Whether you take a centralised or decentralised approach you’ll want to consider the following when it comes to listing your token on exchanges:
- Safety & security of users
- Legitimacy & social proof
- Breadth of offering
Step 6: Run up to launch day checklist
Here is a useful checklist for launch day, to help prepare you in advance:
- Are your listings prepared and ready to go live at the same time?
- Have you tested your Miniumum Viable Product?
- Have you published your post-launch roadmap?
- Have you received all the legal sign off you need?
- Have timings and details of the launch been clearly published and communicated to the community?
- Have influencers been briefed to amplify your launch?
- Have you ensured there will be enough liquidity to make the markets at launch?
- Have you kept some budget to one side for launch activities?
- Are you prepared for emergencies?
Step 7: Post-launch
Now you’ve launched, it’s time to conduct a post-mortem.
This examination of your launch can help inform your ongoing strategy and give you a clear route to continuing success.
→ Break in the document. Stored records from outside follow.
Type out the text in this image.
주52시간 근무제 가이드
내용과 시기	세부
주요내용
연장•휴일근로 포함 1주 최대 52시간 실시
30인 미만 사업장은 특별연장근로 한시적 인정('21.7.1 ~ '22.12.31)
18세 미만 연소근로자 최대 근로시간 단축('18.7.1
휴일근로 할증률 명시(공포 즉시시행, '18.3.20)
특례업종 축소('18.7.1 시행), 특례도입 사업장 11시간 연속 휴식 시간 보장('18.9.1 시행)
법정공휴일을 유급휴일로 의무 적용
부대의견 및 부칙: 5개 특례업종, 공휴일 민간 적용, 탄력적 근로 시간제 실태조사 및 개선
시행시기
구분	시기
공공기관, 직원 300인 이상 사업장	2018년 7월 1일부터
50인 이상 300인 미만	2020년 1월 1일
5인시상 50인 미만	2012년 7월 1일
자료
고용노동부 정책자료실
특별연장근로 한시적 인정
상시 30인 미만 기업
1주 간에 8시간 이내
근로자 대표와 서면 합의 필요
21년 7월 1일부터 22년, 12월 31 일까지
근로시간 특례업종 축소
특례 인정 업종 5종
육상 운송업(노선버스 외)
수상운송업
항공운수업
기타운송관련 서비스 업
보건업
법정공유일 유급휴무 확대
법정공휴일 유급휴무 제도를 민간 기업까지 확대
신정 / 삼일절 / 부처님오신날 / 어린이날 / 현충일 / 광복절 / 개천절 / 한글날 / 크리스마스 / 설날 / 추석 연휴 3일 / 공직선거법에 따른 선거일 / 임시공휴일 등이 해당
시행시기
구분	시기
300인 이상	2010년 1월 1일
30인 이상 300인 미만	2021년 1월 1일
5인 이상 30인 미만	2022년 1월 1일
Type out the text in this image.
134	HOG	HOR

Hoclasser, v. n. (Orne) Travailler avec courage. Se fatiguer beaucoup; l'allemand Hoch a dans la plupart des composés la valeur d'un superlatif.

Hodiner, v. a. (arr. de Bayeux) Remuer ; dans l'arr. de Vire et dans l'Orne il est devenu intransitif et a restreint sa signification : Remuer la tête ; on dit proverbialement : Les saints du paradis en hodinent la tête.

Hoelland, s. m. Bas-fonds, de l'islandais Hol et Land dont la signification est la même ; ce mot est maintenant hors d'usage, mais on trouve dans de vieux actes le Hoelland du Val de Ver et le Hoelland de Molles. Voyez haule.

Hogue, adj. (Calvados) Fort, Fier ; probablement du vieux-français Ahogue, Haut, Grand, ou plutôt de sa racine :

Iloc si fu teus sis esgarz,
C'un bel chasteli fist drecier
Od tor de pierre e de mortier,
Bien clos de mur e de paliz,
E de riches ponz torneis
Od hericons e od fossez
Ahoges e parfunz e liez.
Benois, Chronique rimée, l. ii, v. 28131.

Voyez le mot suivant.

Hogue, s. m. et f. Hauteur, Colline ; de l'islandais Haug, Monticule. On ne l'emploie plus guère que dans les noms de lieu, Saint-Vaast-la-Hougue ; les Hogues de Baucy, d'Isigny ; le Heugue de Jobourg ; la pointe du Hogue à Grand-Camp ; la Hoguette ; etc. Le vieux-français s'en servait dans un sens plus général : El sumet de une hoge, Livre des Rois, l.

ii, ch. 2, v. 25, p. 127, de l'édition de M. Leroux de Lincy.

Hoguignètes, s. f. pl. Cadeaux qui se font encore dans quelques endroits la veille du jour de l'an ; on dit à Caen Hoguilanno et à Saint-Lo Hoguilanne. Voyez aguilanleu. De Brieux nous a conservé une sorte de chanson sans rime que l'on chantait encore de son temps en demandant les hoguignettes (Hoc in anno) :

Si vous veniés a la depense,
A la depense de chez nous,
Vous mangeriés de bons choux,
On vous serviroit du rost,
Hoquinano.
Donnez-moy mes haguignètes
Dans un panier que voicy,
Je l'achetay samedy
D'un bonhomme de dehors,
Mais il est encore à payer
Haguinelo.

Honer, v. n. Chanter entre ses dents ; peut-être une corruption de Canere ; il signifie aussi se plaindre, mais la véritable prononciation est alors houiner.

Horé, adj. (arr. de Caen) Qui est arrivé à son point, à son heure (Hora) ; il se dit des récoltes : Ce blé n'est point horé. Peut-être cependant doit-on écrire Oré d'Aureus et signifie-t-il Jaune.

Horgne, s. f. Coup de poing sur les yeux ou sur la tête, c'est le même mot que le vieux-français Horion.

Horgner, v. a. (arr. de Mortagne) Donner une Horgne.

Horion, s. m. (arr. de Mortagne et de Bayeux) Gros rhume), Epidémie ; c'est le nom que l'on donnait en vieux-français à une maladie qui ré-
It should include:
- An executive summary
- Detailed technical analysis incorporating stats and data
- Immediate actions to take and longer-term next steps
It’s extremely important to keep activity levels around your project consistently high at all times and one of the best ways to do this is through transparent content marketing: talking to your audience about what you’ve learned and what exciting futures are still yet to pass.
One excellent approach to this is to use user-generated content in the form of competition entries and similar – once you’ve earned your community, you can ask for more than just their investment of money; their time, creativity and energy can be harnessed too to create brand advocates that keep your project alive.
Other considerations: Your Team
Essential members: The founder and C-level executives:
Founder – the ultimate stakeholder, there to bring the passion and direction to the project
CEO – a business leader who owns the project from start to finish
CMO – someone who can really speak to your audience
CTO – the personal building the product
You might later expand into having a Chief Operating Officer, Chief Revenue Officer or other C-level executives.
Nice to haves:
Writer – content remains king, and you need writers that can publish quality content regularly
Designer – branding is an important differentiator between emergent projects
Videographer – ideal for creating engaging content for social media
Community manager – someone who can establish the value chain between project and audience
Other considerations: Macroeconomics & regulations
Cryptocurrency has often been called a Ponzi scheme and compared to the dutch tulip mania of yesteryear, but one thing is clear – it is here to stay.
That being said, it isn’t unaffected by macroeconomic issues like war, famine, disease and the machinations of market whales.
One needs a good understanding of the fundamentals of the blockchain, cryptocurrencies and the emergent web3 to understand how trending events can impact price volatility and there are many excellent books and resources on this subject; DYOR.
It’s 2022 and we’ve seen a lot of crackdowns on mining and several attempts to regulate cryptos — mostly focussed on stablecoins — along with some countries fully embracing the opportunity represented by decentralised finance and web3.
As more and more governments look to implement Central Bank Digital Currencies, it seems unlikely they will want to compete and will rather attempt to assimilate – one to watch very carefully indeed.